Pleure mon Liban, pleure …..
Trois bonnes années nous séparent de cet évènement heureux, celui du retrait syrien.
Les pseudo souverainistes de la dernière heure, ont voulu récolter le fruit de leur “dé”collaboration avec leur parrain de toujours. N’en déplaise à certain, le Liban en a tirer profit.
Les souverainistes de la première heure ont été présentés, au Liban et ailleurs, comme les collabos du régime syrien, bannis, maudit, traînés dans la boue. Il est vrai que l’axe du “bien” (sic), américano-pétro-tannabel abd el Hamid avait le vent en poupe.
L’axe du mal, syro-iranien, était en position d’échec. Harcelé, humilié, à pied mais jamais écroulé.
C’était sans compter sur l’intelligence du “sun Bush”, le seul capable de sacrifier ses “amis, en l’occurence firket kishkish lil tadjil el watani”, plus qu’affaibli dans sa guerre en terres irakiennes. Il a scier la branche sur laquelle ses amis orientaux ont posé leurs culs. Et plouf, tout ce beau monde s’est écroulé, le cul le premier dans la merde des amerloques. Le réveil a été dur, certains s’en sortent mieux que d’autres, notamment le fakir du Djebbel, réactif, attentif, capable de virer a tribord, prenant certes ses amis de vitesse. D’autres, tel le Saint du mont Liban, Saint samir, préfèrent la danse de l’autruche toute tête basse.

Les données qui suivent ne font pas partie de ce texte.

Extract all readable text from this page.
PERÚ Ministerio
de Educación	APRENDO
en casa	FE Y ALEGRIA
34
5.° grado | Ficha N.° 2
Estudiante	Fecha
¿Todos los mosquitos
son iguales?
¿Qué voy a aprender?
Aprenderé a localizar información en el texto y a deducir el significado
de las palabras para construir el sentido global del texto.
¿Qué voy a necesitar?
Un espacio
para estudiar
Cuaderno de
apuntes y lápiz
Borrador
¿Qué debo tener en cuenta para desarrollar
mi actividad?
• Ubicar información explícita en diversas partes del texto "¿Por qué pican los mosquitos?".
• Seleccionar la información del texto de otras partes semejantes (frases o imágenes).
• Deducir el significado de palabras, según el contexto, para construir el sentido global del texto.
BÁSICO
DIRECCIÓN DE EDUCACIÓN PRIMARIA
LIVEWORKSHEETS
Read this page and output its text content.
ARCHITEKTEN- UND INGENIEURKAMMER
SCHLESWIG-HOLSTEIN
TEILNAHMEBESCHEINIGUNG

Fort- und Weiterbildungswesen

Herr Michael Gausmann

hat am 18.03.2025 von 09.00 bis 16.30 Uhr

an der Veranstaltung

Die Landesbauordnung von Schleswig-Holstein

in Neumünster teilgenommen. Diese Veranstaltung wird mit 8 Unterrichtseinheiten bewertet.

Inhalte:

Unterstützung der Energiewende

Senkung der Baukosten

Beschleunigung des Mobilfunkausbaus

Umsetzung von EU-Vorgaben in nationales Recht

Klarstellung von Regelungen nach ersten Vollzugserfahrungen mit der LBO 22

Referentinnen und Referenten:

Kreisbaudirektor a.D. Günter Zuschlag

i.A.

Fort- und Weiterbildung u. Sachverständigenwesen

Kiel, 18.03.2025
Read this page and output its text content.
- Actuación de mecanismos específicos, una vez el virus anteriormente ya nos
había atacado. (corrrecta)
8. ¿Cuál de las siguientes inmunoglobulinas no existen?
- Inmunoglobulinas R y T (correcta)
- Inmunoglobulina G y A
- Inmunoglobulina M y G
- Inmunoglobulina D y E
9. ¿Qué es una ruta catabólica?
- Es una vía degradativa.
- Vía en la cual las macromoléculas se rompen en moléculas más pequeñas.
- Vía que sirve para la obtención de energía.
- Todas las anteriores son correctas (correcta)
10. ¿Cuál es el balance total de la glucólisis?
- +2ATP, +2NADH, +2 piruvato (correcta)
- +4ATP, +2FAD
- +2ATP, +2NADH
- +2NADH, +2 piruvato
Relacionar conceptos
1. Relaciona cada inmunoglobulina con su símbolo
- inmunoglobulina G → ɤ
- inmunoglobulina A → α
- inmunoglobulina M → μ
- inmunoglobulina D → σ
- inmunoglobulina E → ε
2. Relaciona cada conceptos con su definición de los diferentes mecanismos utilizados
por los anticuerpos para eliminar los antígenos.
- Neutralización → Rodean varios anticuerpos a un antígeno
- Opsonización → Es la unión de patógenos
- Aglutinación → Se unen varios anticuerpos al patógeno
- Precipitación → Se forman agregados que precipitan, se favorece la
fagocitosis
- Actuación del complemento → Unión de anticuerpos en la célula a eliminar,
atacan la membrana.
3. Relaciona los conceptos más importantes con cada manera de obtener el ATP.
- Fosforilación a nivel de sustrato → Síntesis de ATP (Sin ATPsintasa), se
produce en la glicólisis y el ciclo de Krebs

Les temps changent, les hommes aussi, surtout dirai-je. Le film, science fiction oblige, est fini et bien fini.
La Syrie sort la tête de l’eau, revient en force au devant de la scène internationale, elle redevient somme toute fréquentable. Même nos chers pseudo-souverainistes, ont la nostalgie des promenades, de la route, des voyages Beyrouth Chtaura, et pour très peu de chanceux l’orient express Beyrouth-Damas. Ah, que faire quand un vague à l’âme vous hante ?

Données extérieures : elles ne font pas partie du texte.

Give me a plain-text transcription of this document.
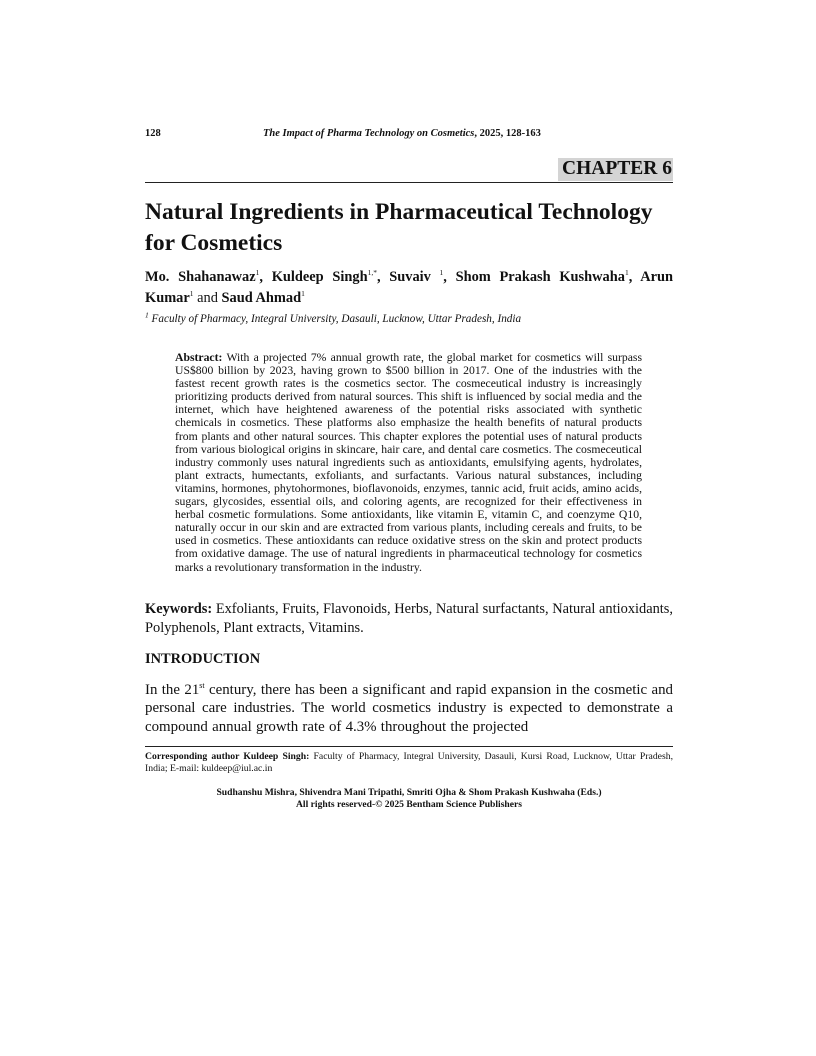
128	The Impact of Pharma Technology on Cosmetics, 2025, 128-163
CHAPTER 6
Natural Ingredients in Pharmaceutical Technology for Cosmetics
Mo. Shahanawaz$^1$, Kuldeep Singh$^{1,*}$, Suvaiv $^1$, Shom Prakash Kushwaha$^1$, Arun Kumar$^1$ and Saud Ahmad$^1$
$^1$ Faculty of Pharmacy, Integral University, Dasauli, Lucknow, Uttar Pradesh, India
Abstract: With a projected 7% annual growth rate, the global market for cosmetics will surpass US$800 billion by 2023, having grown to $500 billion in 2017. One of the industries with the fastest recent growth rates is the cosmetics sector. The cosmeceutical industry is increasingly prioritizing products derived from natural sources. This shift is influenced by social media and the internet, which have heightened awareness of the potential risks associated with synthetic chemicals in cosmetics. These platforms also emphasize the health benefits of natural products from plants and other natural sources. This chapter explores the potential uses of natural products from various biological origins in skincare, hair care, and dental care cosmetics. The cosmeceutical industry commonly uses natural ingredients such as antioxidants, emulsifying agents, hydrolates, plant extracts, humectants, exfoliants, and surfactants. Various natural substances, including vitamins, hormones, phytohormones, bioflavonoids, enzymes, tannic acid, fruit acids, amino acids, sugars, glycosides, essential oils, and coloring agents, are recognized for their effectiveness in herbal cosmetic formulations. Some antioxidants, like vitamin E, vitamin C, and coenzyme Q10, naturally occur in our skin and are extracted from various plants, including cereals and fruits, to be used in cosmetics. These antioxidants can reduce oxidative stress on the skin and protect products from oxidative damage. The use of natural ingredients in pharmaceutical technology for cosmetics marks a revolutionary transformation in the industry.
Keywords: Exfoliants, Fruits, Flavonoids, Herbs, Natural surfactants, Natural antioxidants, Polyphenols, Plant extracts, Vitamins.
INTRODUCTION
In the 21st century, there has been a significant and rapid expansion in the cosmetic and personal care industries. The world cosmetics industry is expected to demonstrate a compound annual growth rate of 4.3% throughout the projected
Corresponding author Kuldeep Singh: Faculty of Pharmacy, Integral University, Dasauli, Kursi Road, Lucknow, Uttar Pradesh, India; E-mail: kuldeep@iul.ac.in
Sudhanshu Mishra, Shivendra Mani Tripathi, Smriti Ojha & Shom Prakash Kushwaha (Eds.)
All rights reserved-© 2025 Bentham Science Publishers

Les temps changent, les hommes aussi disai-je; la Syrie revient au galop mais pour être honnête, on la sollicite et on l’invite. Les émissaires des personnalités du 14 mars, ou du moins de ce qu’on appelait le 14 mars, s’activent dans ce sens, les semaines à venir seront riches d’exemples tous azimut. Et bientôt nous entendront leurs déclarations sur les ondes, al hawa, ils nous diront que la Syrie est notre soeur aînée, et qu’ils seraient prêts à la défendre, aujourd’hui comme hier, contre toute attaque occidentale, satanique et impérialiste, les deux mains sur le coeur, d’ailleurs ils ajouteraient en refrain que c’est bien le Général Aoun qui a été et restera l’adversaire irréductible des syriens au Liban. Ayant de l’expérience en matière de falsification historique, ces marchands du Temple, écriraient les premières pages de cette nouvelle histoire, à l’instar de l’histoire des faux charniers de Timisoara. Là bas manipulation par l’image, ici manipulation sonore, le résultat est le même; ment, ment, il restera toujours quelquechose disait le dicton.
Siniora bientôt en Syrie, Joumblatt aussi après un crochet par Ain el Tiné, d’autres suivront et pas des moindres.
Les temps changent, les hommes surtout, la Syrie revient au galop, pleure mon Liban, pleure.